Eddie Lowe won the Phenix City mayor's race without a runoff Tuesday, capturing 64 percent of the vote to become the city's first black mayor.
The vote totals reported at the Phenix City Council chambers showed Lowe with 2,946 votes. His nearest competitor in the four-man race was Max Wilkes, currently the council's District 1 representative, with 1,224, or 27 percent. Of the other two candidates, Johnnie Robinson got 336, and Antonio Carter had 110, according to vote tallies.
Lowe was ecstatic Tuesday as he received congratulations from a banquet room packed with fans at the Quality Inn on the 280 Bypass.
In an interview with reporters outside the noisy room, Lowe said he wanted a government that was "inclusive."
"The first thing that we have to bring to light is that this is an inclusive city, regardless of where you're from -- north, south, east or west; all ethnicities. This is an inclusive city, and that's what we have to build upon."
Lowe's campaign signs promised "Honesty, Integrity, Generosity, Humility" above the slogan "Vote H.I.G.H., Elect Lowe," and he stressed such values in his remarks Tuesday night: "We must continue to give of ourselves. You've got to have love," he told supporters, "The foundation that we want to build, that will never break: values and morality."
To reporters, he said: "Now it's up to us to be held accountable, and like I said in there, the two things, the foundation we have to build, are values and morality."
He said he was particularly gratified by the strong turnout of voters.
"Anytime you have four people in the race, that certainly heightens the opportunity where there could be a runoff.
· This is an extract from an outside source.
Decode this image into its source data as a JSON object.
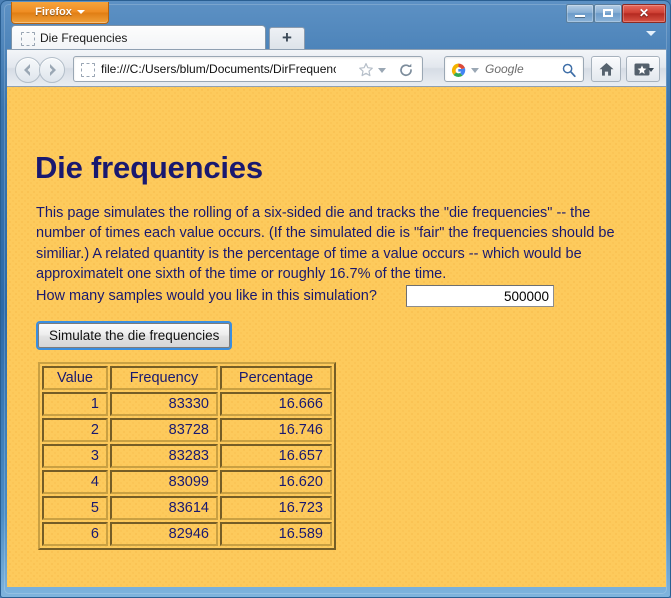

We did not want that, and let me tell you, I am just so elated by the turnout in Phenix City," he said. "I think this has been one of the biggest turnouts that we've had in I don't know how long. That's accountability, and I'm just so happy that we had the huge turnout of people, which lets us know that people really do care about Phenix City."
Such sentiments were echoed by his political ally, Chris Blackshear, who without a runoff in a three-candidate race captured the at-large council seat held by Jimmy Wetzel.
"I think the community realized that if we don't take voting seriously and get out, things can go awry real quickly," he said. "And I think they spoke volumes about their wanting change, and I think they made their choices clear today."
He was proud to have carried all three council districts in his citywide race.
"That's the main reason I wanted to run for council at-large, because I didn't want to serve one segment of the community. I wanted to serve the entire community, because we're not in segments -- we are one Phenix City," he said.
Among those supporting this fresh leadership was current Mayor Sonny Coulter.
"We've got such good people elected to office now," said Coulter, who was at Lowe's victory celebration.
The council he had to work with these past four years was the worst he'd ever encountered, he said. A voting bloc of Wetzel, Wilkes, Michele Walker and Arthur Sumbry Sr. essentially froze him out, and alienated the public as well, he said.
"There from the beginning their intent was to freeze the mayor out of everything that was going on," he said. "But today, I think the voters told these four members of city council that they understood what was going on down there, even though those four members were trying to put a good face on it."
Steve Bailey and Jim Cannon will compete in a runoff to see who replaces Wilkes after his failed mayoral campaign. District 3 Councilman Arthur Sumbry withdrew right before the election, and endorsed his son, Arttie, who's in a runoff with Arthur Day. Walker lost her District 2 seat to Gail Head.
Taking office in November, Lowe will become Phenix City's first black mayor, a historic milestone. But neither he nor Coulter thought race had anything to do with his sweeping victory in a four-man race.
Coulter said Lowe was such a well-known figure in Phenix City for so long that people just didn't think of him as black or white.
Lowe said it wasn't his race but his character that mattered to voters.
"What I want us to concentrate on is you always have to look at the quality of the person, regardless of what race or ethnicity they are," he said.
"Fortunate or unfortunate, I'm black, but that should be insignificant," said Lowe, who referred to his college and Canadian football experience when he added: "What's important are the values of the person. I learned that from football, through sports: It's all about the quality of the person, whether he or she can get the job done."